Family Memories Are Under Attack From Climate Change
A second badly infected tape
Tape mould is not a big hairy green fungal beastie but a fine dust like infection that appears at first sight like random dandruff. Only in its later stages of infestation does it become obvious to the untrained eye. Its caused by storing tapes in damp or humid places during warm moist Summers and its destroying tapes as never before. Its as infectious to other tapes as measles is to children and if it gets onto the recording heads of tape players it destroys them too, as well as infecting every other tape played on that machine. So its not surprising that there isn't a professional audio restorer in the World that will handle mouldy tapes. From a rare phenomena seven years ago its now affecting almost ten per cent of all the old audio and video tapes seen by specialist audio restorers.

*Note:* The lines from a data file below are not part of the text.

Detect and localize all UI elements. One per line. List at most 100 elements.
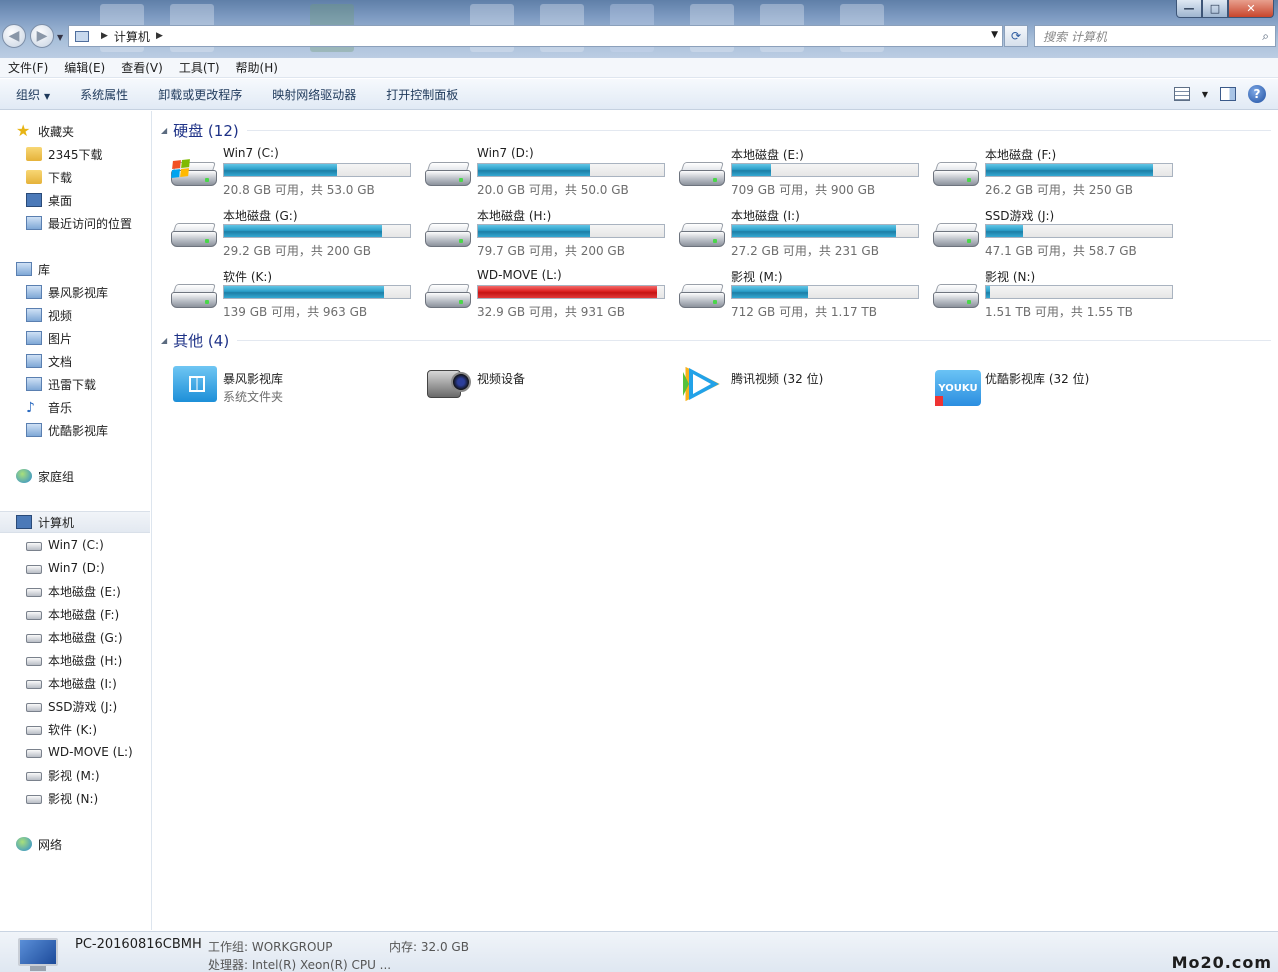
menu-edit[interactable]: 编辑(E) — [64, 59, 105, 76]
site-watermark: Mo20.com — [1171, 953, 1272, 972]
drive-usage-fill — [732, 164, 772, 176]
drive-tile[interactable]: 本地磁盘 (G:) 29.2 GB 可用，共 200 GB — [161, 205, 411, 263]
drive-usage-bar — [477, 224, 665, 238]
drive-tile[interactable]: 影视 (M:) 712 GB 可用，共 1.17 TB — [669, 266, 919, 324]
drive-space-info: 1.51 TB 可用，共 1.55 TB — [985, 305, 1133, 319]
drive-tile[interactable]: Win7 (C:) 20.8 GB 可用，共 53.0 GB — [161, 144, 411, 202]
menu-view[interactable]: 查看(V) — [121, 59, 163, 76]
hard-drive-icon — [26, 680, 42, 689]
drive-tile[interactable]: SSD游戏 (J:) 47.1 GB 可用，共 58.7 GB — [923, 205, 1173, 263]
baofeng-library-icon — [26, 285, 42, 299]
youku-library-icon: YOUKU — [933, 362, 981, 406]
organize-button[interactable]: 组织 ▼ — [16, 86, 50, 103]
preview-pane-icon[interactable] — [1220, 87, 1236, 101]
minimize-button[interactable]: — — [1176, 0, 1202, 18]
hard-drive-icon — [26, 703, 42, 712]
hard-drive-icon — [933, 162, 979, 188]
drive-tile[interactable]: 本地磁盘 (H:) 79.7 GB 可用，共 200 GB — [415, 205, 665, 263]
drive-tile[interactable]: WD-MOVE (L:) 32.9 GB 可用，共 931 GB — [415, 266, 665, 324]
drive-usage-bar — [731, 224, 919, 238]
back-button[interactable]: ◀ — [2, 24, 26, 48]
hard-drive-icon — [26, 795, 42, 804]
other-item-tencent-video[interactable]: 腾讯视频 (32 位) — [669, 360, 919, 410]
hard-drive-icon — [171, 284, 217, 310]
view-options-dropdown-icon[interactable]: ▼ — [1202, 90, 1208, 99]
sidebar-network[interactable]: 网络 — [16, 833, 166, 855]
drive-usage-fill — [224, 225, 383, 237]
system-properties-button[interactable]: 系统属性 — [80, 86, 128, 103]
command-bar: 组织 ▼ 系统属性 卸载或更改程序 映射网络驱动器 打开控制面板 ▼ ? — [0, 79, 1278, 110]
drive-name: Win7 (D:) — [477, 146, 534, 160]
drive-name: 软件 (K:) — [223, 270, 273, 284]
hard-drive-icon — [26, 611, 42, 620]
menu-tools[interactable]: 工具(T) — [179, 59, 220, 76]
drive-tile[interactable]: Win7 (D:) 20.0 GB 可用，共 50.0 GB — [415, 144, 665, 202]
sidebar-computer[interactable]: 计算机 — [0, 511, 150, 533]
drive-name: 本地磁盘 (F:) — [985, 148, 1057, 162]
memory-info: 内存: 32.0 GB — [389, 940, 469, 954]
drive-usage-bar — [223, 224, 411, 238]
menu-help[interactable]: 帮助(H) — [236, 59, 278, 76]
computer-icon — [75, 30, 89, 42]
drive-tile[interactable]: 本地磁盘 (F:) 26.2 GB 可用，共 250 GB — [923, 144, 1173, 202]
map-network-drive-button[interactable]: 映射网络驱动器 — [272, 86, 356, 103]
drive-usage-bar — [985, 163, 1173, 177]
picture-library-icon — [26, 331, 42, 345]
help-icon[interactable]: ? — [1248, 85, 1266, 103]
address-dropdown-icon[interactable]: ▼ — [991, 30, 998, 40]
forward-button[interactable]: ▶ — [30, 24, 54, 48]
hard-drive-icon — [26, 657, 42, 666]
drive-tile[interactable]: 本地磁盘 (E:) 709 GB 可用，共 900 GB — [669, 144, 919, 202]
drive-tile[interactable]: 软件 (K:) 139 GB 可用，共 963 GB — [161, 266, 411, 324]
breadcrumb-separator-icon[interactable]: ▶ — [156, 31, 163, 41]
workgroup-info: 工作组: WORKGROUP — [208, 940, 333, 954]
drive-space-info: 47.1 GB 可用，共 58.7 GB — [985, 244, 1137, 258]
drive-tile[interactable]: 影视 (N:) 1.51 TB 可用，共 1.55 TB — [923, 266, 1173, 324]
homegroup-icon — [16, 469, 32, 483]
open-control-panel-button[interactable]: 打开控制面板 — [386, 86, 458, 103]
maximize-button[interactable]: □ — [1202, 0, 1228, 18]
recent-pages-dropdown[interactable]: ▼ — [57, 33, 63, 42]
baofeng-library-icon — [171, 362, 217, 402]
menu-bar: 文件(F) 编辑(E) 查看(V) 工具(T) 帮助(H) — [0, 58, 1278, 78]
drive-usage-fill — [732, 225, 896, 237]
drive-usage-fill — [478, 286, 657, 298]
menu-file[interactable]: 文件(F) — [8, 59, 48, 76]
sidebar-homegroup[interactable]: 家庭组 — [16, 465, 166, 487]
other-item-video-device[interactable]: 视频设备 — [415, 360, 665, 410]
drive-name: SSD游戏 (J:) — [985, 209, 1055, 223]
refresh-button[interactable]: ⟳ — [1004, 25, 1028, 47]
group-title: 硬盘 (12) — [173, 122, 239, 140]
other-item-baofeng-library[interactable]: 暴风影视库 系统文件夹 — [161, 360, 411, 410]
uninstall-programs-button[interactable]: 卸载或更改程序 — [158, 86, 242, 103]
hard-drive-icon — [933, 223, 979, 249]
breadcrumb-computer[interactable]: 计算机 — [114, 28, 150, 45]
back-arrow-icon: ◀ — [8, 28, 20, 44]
search-icon[interactable]: ⌕ — [1262, 29, 1269, 44]
other-item-youku-library[interactable]: YOUKU 优酷影视库 (32 位) — [923, 360, 1173, 410]
collapse-triangle-icon[interactable]: ◢ — [161, 336, 167, 345]
group-divider — [237, 340, 1271, 341]
close-button[interactable]: ✕ — [1228, 0, 1274, 18]
hard-drive-icon — [26, 565, 42, 574]
drive-usage-fill — [732, 286, 809, 298]
breadcrumb-separator-icon[interactable]: ▶ — [101, 31, 108, 41]
drive-name: WD-MOVE (L:) — [477, 268, 562, 282]
search-input[interactable]: 搜索 计算机 ⌕ — [1034, 25, 1276, 47]
group-header-other[interactable]: ◢ 其他 (4) — [161, 330, 1271, 351]
hard-drive-icon — [425, 162, 471, 188]
group-header-hard-drives[interactable]: ◢ 硬盘 (12) — [161, 120, 1271, 141]
hard-drive-icon — [171, 223, 217, 249]
youku-library-icon — [26, 423, 42, 437]
drive-name: 本地磁盘 (E:) — [731, 148, 804, 162]
search-placeholder: 搜索 计算机 — [1043, 29, 1107, 44]
change-view-icon[interactable] — [1173, 87, 1190, 101]
tencent-video-icon — [679, 362, 725, 403]
drive-tile[interactable]: 本地磁盘 (I:) 27.2 GB 可用，共 231 GB — [669, 205, 919, 263]
group-title: 其他 (4) — [173, 332, 230, 350]
address-bar[interactable]: ▶ 计算机 ▶ ▼ — [68, 25, 1003, 47]
collapse-triangle-icon[interactable]: ◢ — [161, 126, 167, 135]
sidebar-favorites[interactable]: ★ 收藏夹 — [16, 120, 166, 142]
sidebar-libraries[interactable]: 库 — [16, 258, 166, 280]
drive-name: 本地磁盘 (G:) — [223, 209, 298, 223]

The extremely hot dry Summers of almost a decade ago were tough enough on the fragile tapes, causing them to dry out and become very brittle indeed. At over 40 years old a lot of tape material was entering a critical stage for restoration. But the warm wet Summers and milder Winters since then have provided ideal breeding conditions for tape mould to flourish. And its not just tapes that are being destroyed. In the 1950's it was surprisingly common for amateur singers to cut a single vinyl disc recording of their performance at a local concert. These records too are under mould attack in increasing numbers. Although its not the same technology, the mould eventually eats into the recording groove and destroys the recording track forever.
Its so disappointing to have found an old family treasure at last, located an audio restorer who can handle the job, only to have it returned as unplayable at the very last hurdle. And that's an increasingly frequent scenario.
Tapes and old records should be stored in cool dry conditions with very little variation in the daily temperature range. Nor should they be exposed to the strong magnetic fields of other electrical equipment. A spare bedroom wardrobe with just enough heating to keep it warm in Winter is ideal. The worst possible place is the loft with its daily temperature fluctuations and humidity.
Even so tape
was never meant to last and needs to be digitised as soon as possible.
The CD and DVD will be superseded in time, but transfer from one digital
format to another should not degrade the sound any further. Rescuing sound
from the old ferric oxide reel to reel tapes is not a job for amateurs
and often the worst thing they can do is try to play them on an old machine
that's also been lurking in the loft. Even if the drive belts are not
completely perished the most frequent result is to rip the ferric oxide
track off its tape backing and then the sound is lost forever. Often brittle
tape will disintegrate completely under such abuse. The best advice is
the Blue Peter mantra please don't try this at home!